My police registration card arrived in the mail today. It's signed by the Inspector General of the National Police in Jakarta and attests to the fact that I've been sufficiently vetted by the proper authorities and adjudged sound enough of mind and circumstance to warrant the card. Which is nice. I'm not exactly sure why I have the card or what it took to get one but the folks running the Fulbright program here in Indonesia told us that a police registration card is difficult to come by. In a country still very much defined by those who have access or an inkling of access to power and those who most definitely do not, possessing a difficult thing suggests a little social or political heft. It's exclusive, or exclusive-ish, and maybe the cops don't give you the hassle you might otherwise get as a foreigner working in a country where the official unemployment rate—hovering around 8 percent—is a patently ginned-up fiction. Maybe you get to go without greasing anyone's palm, or maybe the asking price is a tad more cut-rate.

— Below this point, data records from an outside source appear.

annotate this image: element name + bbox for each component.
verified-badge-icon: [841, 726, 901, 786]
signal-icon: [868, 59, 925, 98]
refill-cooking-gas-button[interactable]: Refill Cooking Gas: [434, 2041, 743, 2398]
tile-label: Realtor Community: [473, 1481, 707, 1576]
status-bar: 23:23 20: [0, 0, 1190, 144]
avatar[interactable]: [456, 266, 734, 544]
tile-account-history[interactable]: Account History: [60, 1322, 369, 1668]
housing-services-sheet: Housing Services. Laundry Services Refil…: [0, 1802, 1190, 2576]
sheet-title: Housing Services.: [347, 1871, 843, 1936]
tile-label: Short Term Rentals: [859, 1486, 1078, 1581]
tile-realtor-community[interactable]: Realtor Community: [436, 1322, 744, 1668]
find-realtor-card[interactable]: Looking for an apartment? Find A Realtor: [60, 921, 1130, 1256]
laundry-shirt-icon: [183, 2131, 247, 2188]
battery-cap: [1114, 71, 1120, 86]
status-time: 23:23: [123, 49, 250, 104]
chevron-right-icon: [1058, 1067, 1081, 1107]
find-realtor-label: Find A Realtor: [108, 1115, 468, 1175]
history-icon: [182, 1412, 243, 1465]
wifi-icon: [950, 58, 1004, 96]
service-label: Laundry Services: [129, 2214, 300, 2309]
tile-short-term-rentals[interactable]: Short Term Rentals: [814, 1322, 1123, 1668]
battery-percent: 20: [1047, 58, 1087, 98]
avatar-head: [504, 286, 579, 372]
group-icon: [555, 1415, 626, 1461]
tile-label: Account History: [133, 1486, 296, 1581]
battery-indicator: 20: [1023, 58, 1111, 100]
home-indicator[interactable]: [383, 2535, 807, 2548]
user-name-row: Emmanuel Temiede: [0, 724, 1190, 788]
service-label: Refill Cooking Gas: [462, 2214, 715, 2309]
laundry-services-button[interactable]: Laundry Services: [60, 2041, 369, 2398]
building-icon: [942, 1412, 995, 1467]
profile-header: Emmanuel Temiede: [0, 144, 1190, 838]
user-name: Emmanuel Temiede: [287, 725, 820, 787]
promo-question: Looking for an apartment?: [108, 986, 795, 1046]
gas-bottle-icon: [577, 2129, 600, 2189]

The police registration card marks the near-completion of a bureaucratic steeplechase that began two months ago in Chicago when I applied for a work visa that required many checked boxes, a couple handwritten applications, copies of my resume and grad school diploma, and one notarized criminal background check from the Illinois State Police. Visa in hand, I hopped a plane to Jakarta and spent five days in the capital city making myself available for visits to the local immigration and police offices. At one such office, I was fingerprinted and photographed and made to sign my name on some official-looking and smartly embossed documents. Later, this office issued a temporary work permit that I'm supposed to keep with me and my passport at all times. Fulbright staffers brokered all these meetings and were there to translate and to smile demurely on our behalf as uniformed civil servants grunted and pointed for us to make a mark here … and here.

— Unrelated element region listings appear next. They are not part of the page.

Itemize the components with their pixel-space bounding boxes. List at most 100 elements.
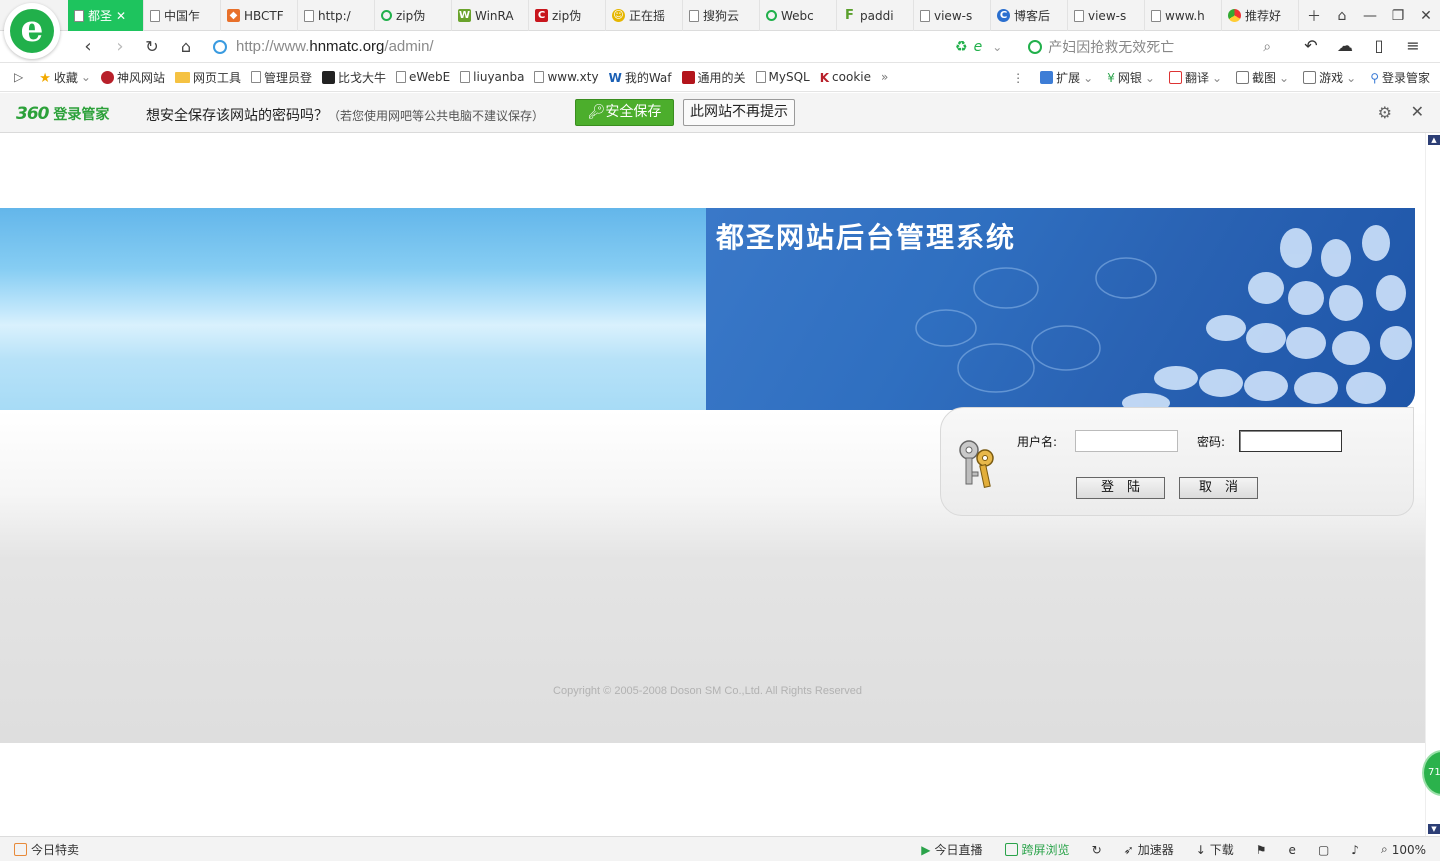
tab[interactable]: view-s xyxy=(914,0,991,31)
copyright-text: Copyright © 2005-2008 Doson SM Co.,Ltd. … xyxy=(553,685,862,697)
bookmark-item[interactable]: ★ 收藏 ⌄ xyxy=(39,69,91,86)
bookmark-label: cookie xyxy=(832,70,871,84)
tab[interactable]: Fpaddi xyxy=(837,0,914,31)
security-shield-icon[interactable]: ♻ xyxy=(955,39,968,55)
tab[interactable]: Czip伪 xyxy=(529,0,606,31)
site-icon xyxy=(100,70,114,84)
close-tab-icon[interactable]: ✕ xyxy=(116,9,126,23)
cnblogs-icon: C xyxy=(997,9,1010,22)
search-icon[interactable]: ⌕ xyxy=(1263,39,1271,55)
zoom-control[interactable]: ⌕ 100% xyxy=(1381,842,1426,857)
home-icon[interactable]: ⌂ xyxy=(174,36,198,58)
bm-right-label: 翻译 xyxy=(1184,71,1209,85)
status-bar: 今日特卖 ▶ 今日直播 跨屏浏览 ↻ ➶ 加速器 ↓ 下载 ⚑ e ▢ ♪ ⌕ 100% xyxy=(0,836,1440,861)
search-engine-icon[interactable] xyxy=(1028,40,1043,54)
login-panel: 用户名: 密码: 登 陆 取 消 xyxy=(940,407,1414,516)
bookmark-folder[interactable]: 网页工具 xyxy=(174,69,241,86)
scroll-up-arrow-icon[interactable]: ▲ xyxy=(1428,135,1440,145)
browser-logo[interactable]: e xyxy=(4,3,60,59)
cross-screen-button[interactable]: 跨屏浏览 xyxy=(1004,841,1070,858)
close-icon[interactable]: ✕ xyxy=(1411,102,1424,121)
url-path: /admin/ xyxy=(384,38,434,55)
keys-icon xyxy=(959,440,994,488)
bookmark-item[interactable]: liuyanba xyxy=(460,70,524,84)
extensions-button[interactable]: 扩展 ⌄ xyxy=(1040,69,1093,86)
status-item-label: 下载 xyxy=(1209,843,1234,857)
tab[interactable]: 搜狗云 xyxy=(683,0,760,31)
tab[interactable]: 推荐好 xyxy=(1222,0,1299,31)
maximize-icon[interactable]: ❐ xyxy=(1384,8,1412,24)
bookmark-item[interactable]: 管理员登 xyxy=(251,69,312,86)
username-input[interactable] xyxy=(1075,430,1178,452)
bookmark-item[interactable]: W 我的Waf xyxy=(609,69,672,86)
restore-tabs-icon[interactable]: ⌂ xyxy=(1328,8,1356,24)
scissors-icon xyxy=(1236,71,1250,84)
downloads-button[interactable]: ↓ 下载 xyxy=(1196,841,1234,858)
vertical-scrollbar[interactable]: ▲ ▼ xyxy=(1425,133,1440,836)
sidebar-toggle-icon[interactable]: ▷ xyxy=(14,70,23,84)
search-input[interactable]: 产妇因抢救无效死亡 xyxy=(1048,37,1263,57)
bookmark-item[interactable]: www.xty xyxy=(534,70,599,84)
site-info-icon[interactable] xyxy=(213,40,227,54)
daily-deals-link[interactable]: 今日特卖 xyxy=(14,841,79,858)
tab[interactable]: 中国乍 xyxy=(144,0,221,31)
cancel-button[interactable]: 取 消 xyxy=(1179,477,1258,499)
tab-strip: 都圣 ✕ 中国乍 ◆ HBCTF http:/ zip伪 W WinRA Czip伪… xyxy=(0,0,1440,31)
screenshot-button[interactable]: 截图 ⌄ xyxy=(1236,69,1289,86)
tab[interactable]: http:/ xyxy=(298,0,375,31)
tab-label: 中国乍 xyxy=(164,9,201,23)
window-icon[interactable]: ▢ xyxy=(1318,843,1329,857)
gear-icon[interactable]: ⚙ xyxy=(1378,103,1392,122)
bookmark-item[interactable]: eWebE xyxy=(396,70,450,84)
url-field[interactable]: http://www.hnmatc.org/admin/ xyxy=(236,38,434,55)
scroll-down-arrow-icon[interactable]: ▼ xyxy=(1428,824,1440,834)
bookmark-item[interactable]: 神风网站 xyxy=(100,69,165,86)
bookmark-label: liuyanba xyxy=(473,70,525,84)
tab[interactable]: ☺ 正在摇 xyxy=(606,0,683,31)
close-window-icon[interactable]: ✕ xyxy=(1412,8,1440,24)
phone-icon[interactable]: ▯ xyxy=(1362,36,1396,55)
tab-active[interactable]: 都圣 ✕ xyxy=(68,0,144,31)
tab[interactable]: view-s xyxy=(1068,0,1145,31)
translate-button[interactable]: 翻译 ⌄ xyxy=(1168,69,1222,86)
minimize-icon[interactable]: — xyxy=(1356,8,1384,24)
tab[interactable]: W WinRA xyxy=(452,0,529,31)
tab[interactable]: www.h xyxy=(1145,0,1222,31)
never-for-site-button[interactable]: 此网站不再提示 xyxy=(683,99,795,126)
bookmark-item[interactable]: Kcookie xyxy=(820,70,871,85)
bookmark-item[interactable]: MySQL xyxy=(755,70,810,84)
ebank-button[interactable]: ¥ 网银 ⌄ xyxy=(1107,69,1155,86)
bookmark-item[interactable]: 通用的关 xyxy=(681,69,746,86)
new-tab-icon[interactable]: ＋ xyxy=(1300,6,1328,26)
forward-icon[interactable]: › xyxy=(108,36,132,58)
tab[interactable]: ◆ HBCTF xyxy=(221,0,298,31)
page-icon xyxy=(396,71,407,83)
undo-icon[interactable]: ↶ xyxy=(1294,36,1328,55)
flag-icon[interactable]: ⚑ xyxy=(1256,843,1267,857)
tab-label: view-s xyxy=(934,8,973,23)
ie-icon[interactable]: e xyxy=(1289,843,1296,857)
more-vert-icon[interactable]: ⋮ xyxy=(1012,71,1024,85)
dropdown-chevron-icon[interactable]: ⌄ xyxy=(992,40,1002,54)
accelerator-button[interactable]: ➶ 加速器 xyxy=(1124,841,1174,858)
bookmark-item[interactable]: 比戈大牛 xyxy=(322,69,386,86)
tab[interactable]: C 博客后 xyxy=(991,0,1068,31)
password-input[interactable] xyxy=(1239,430,1342,452)
ie-mode-icon[interactable]: e xyxy=(974,39,983,55)
sound-icon[interactable]: ♪ xyxy=(1351,843,1359,857)
tab[interactable]: Webc xyxy=(760,0,837,31)
menu-icon[interactable]: ≡ xyxy=(1396,36,1430,55)
tab[interactable]: zip伪 xyxy=(375,0,452,31)
login-button[interactable]: 登 陆 xyxy=(1076,477,1165,499)
safe-save-button[interactable]: 🔑︎安全保存 xyxy=(575,99,674,126)
cloud-icon[interactable]: ☁ xyxy=(1328,36,1362,55)
reload-icon[interactable]: ↻ xyxy=(140,36,164,58)
refresh-status-icon[interactable]: ↻ xyxy=(1092,843,1102,857)
games-button[interactable]: 游戏 ⌄ xyxy=(1303,69,1356,86)
live-today-button[interactable]: ▶ 今日直播 xyxy=(921,841,982,858)
search-icon xyxy=(381,10,392,21)
bookmark-more-button[interactable]: » xyxy=(881,70,888,84)
folder-icon xyxy=(174,71,190,83)
back-icon[interactable]: ‹ xyxy=(76,36,100,58)
login-manager-button[interactable]: ⚲ 登录管家 xyxy=(1370,69,1430,86)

There is no way I could have managed this rigmarole without the help of my fixers, and this, I'm guessing, is exactly the point. There is no way anyone can navigate this process without assistance, and there's no way to fully plumb which office or official does exactly what for whom. It's impossibly, unknowably opaque. This means there's plenty of room for fudging at all levels of the bureaucracy, and there's almost unlimited deniability. Nobody is exactly in charge but everyone in epaulets or khaki or olive drab or wearing a name tag has a finger in the pie and must be addressed in turn. One day they're roses, the next not so much. Public politesse is not just good manners here; it's a functional necessity in a control state. You just can't afford to have the wrong kind of enemies, you know?

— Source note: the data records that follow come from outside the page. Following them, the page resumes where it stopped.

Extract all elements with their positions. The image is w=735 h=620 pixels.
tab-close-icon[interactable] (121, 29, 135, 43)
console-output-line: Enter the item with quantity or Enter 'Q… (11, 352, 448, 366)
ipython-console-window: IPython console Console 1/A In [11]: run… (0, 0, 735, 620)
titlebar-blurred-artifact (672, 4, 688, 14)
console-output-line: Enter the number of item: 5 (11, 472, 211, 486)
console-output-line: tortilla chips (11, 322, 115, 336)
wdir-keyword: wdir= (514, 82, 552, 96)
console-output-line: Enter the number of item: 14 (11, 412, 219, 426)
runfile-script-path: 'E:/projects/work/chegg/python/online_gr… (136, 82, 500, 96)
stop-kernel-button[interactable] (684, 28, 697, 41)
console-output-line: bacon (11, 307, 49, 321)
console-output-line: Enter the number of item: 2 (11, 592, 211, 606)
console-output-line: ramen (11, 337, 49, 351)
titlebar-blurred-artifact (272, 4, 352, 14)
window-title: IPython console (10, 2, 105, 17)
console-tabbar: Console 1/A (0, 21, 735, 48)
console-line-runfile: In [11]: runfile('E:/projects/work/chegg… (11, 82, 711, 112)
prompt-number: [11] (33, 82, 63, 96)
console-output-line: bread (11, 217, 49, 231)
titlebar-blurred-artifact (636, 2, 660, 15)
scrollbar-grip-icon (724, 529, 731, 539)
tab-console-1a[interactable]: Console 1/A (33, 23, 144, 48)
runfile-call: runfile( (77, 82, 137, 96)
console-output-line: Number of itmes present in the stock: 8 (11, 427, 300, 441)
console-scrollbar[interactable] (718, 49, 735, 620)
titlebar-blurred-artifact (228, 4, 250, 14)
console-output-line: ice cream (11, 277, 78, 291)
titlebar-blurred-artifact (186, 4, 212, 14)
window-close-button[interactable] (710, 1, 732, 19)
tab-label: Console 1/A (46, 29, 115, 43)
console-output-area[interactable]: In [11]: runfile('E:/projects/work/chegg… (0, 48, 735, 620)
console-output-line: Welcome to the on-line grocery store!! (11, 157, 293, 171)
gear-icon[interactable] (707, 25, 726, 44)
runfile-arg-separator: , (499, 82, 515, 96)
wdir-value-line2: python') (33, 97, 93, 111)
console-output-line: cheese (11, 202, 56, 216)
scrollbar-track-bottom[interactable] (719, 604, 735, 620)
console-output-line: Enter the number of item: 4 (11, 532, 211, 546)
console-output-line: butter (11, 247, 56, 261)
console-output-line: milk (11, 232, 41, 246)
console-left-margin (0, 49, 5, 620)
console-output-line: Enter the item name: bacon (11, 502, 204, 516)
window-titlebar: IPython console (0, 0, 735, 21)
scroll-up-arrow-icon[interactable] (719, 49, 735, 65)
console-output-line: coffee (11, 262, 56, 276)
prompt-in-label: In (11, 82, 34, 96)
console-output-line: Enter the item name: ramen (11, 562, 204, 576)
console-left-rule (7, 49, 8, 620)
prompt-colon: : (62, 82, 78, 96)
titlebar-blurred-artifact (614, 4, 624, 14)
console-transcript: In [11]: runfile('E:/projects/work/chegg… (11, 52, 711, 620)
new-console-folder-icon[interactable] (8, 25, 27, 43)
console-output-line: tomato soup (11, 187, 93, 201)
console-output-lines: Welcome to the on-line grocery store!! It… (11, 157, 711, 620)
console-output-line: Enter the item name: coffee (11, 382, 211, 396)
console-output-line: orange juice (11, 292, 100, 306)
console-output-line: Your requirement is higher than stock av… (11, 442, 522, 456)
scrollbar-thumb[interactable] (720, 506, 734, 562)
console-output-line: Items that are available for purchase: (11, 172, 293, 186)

You also can't live here as a foreigner without registering with the local police. For me, this meant trips last week to meet with the chief of the local police department—who wore a baggy maroon suit and no badge—and afterward a separate meeting with the head of intelligence for what's basically the regional headquarters of the state police. This guy, pretty young and casually official-looking, smoked throughout our hour-plus audience with him, asking questions to my school supervisors and occasionally looking at me with bemusement. Do you speak Javanese? he asked in Javanese, knowing the answer. I looked at him blankly. My counterpart teacher later told me the police intelligence guy said I was free to travel but only if my counterpart went with me. I don't think that's necessary, my counterpart whispered.
Still, foreigners are supposed to notify local police departments of our presence in any city we visit overnight. I honestly have no idea how this system of movement-by-movement notification would work or whether people really do this but the rules are on the books and I'm guessing they're just waiting to be enforced if and when the opportunity presents itself. That's when I whip out the police registration card and take my chances.
But first, before I can even think about flouting the travel notification rules, I've still got to register with one more office here in little Magelang, Central Java. In addition to checking in at the two police stations—45 hands shook, umpteen smiles and nods offered—and one department of education office, I am required to appear with a sponsor before the headman of my local neighborhood, or kampung, and make myself known. This quasi-official person serves as a point-man for local issues—he's a kind of mini-alderman—and he also feeds information and gossip to the police. He's a good guy to know and a better guy to keep in mind when moving around town as one of maybe a handful of resident non-Indonesians. We went looking for him the other day but were told he wasn't around. My counterpart was concerned. We need to see him soon. I guess before he sees us first.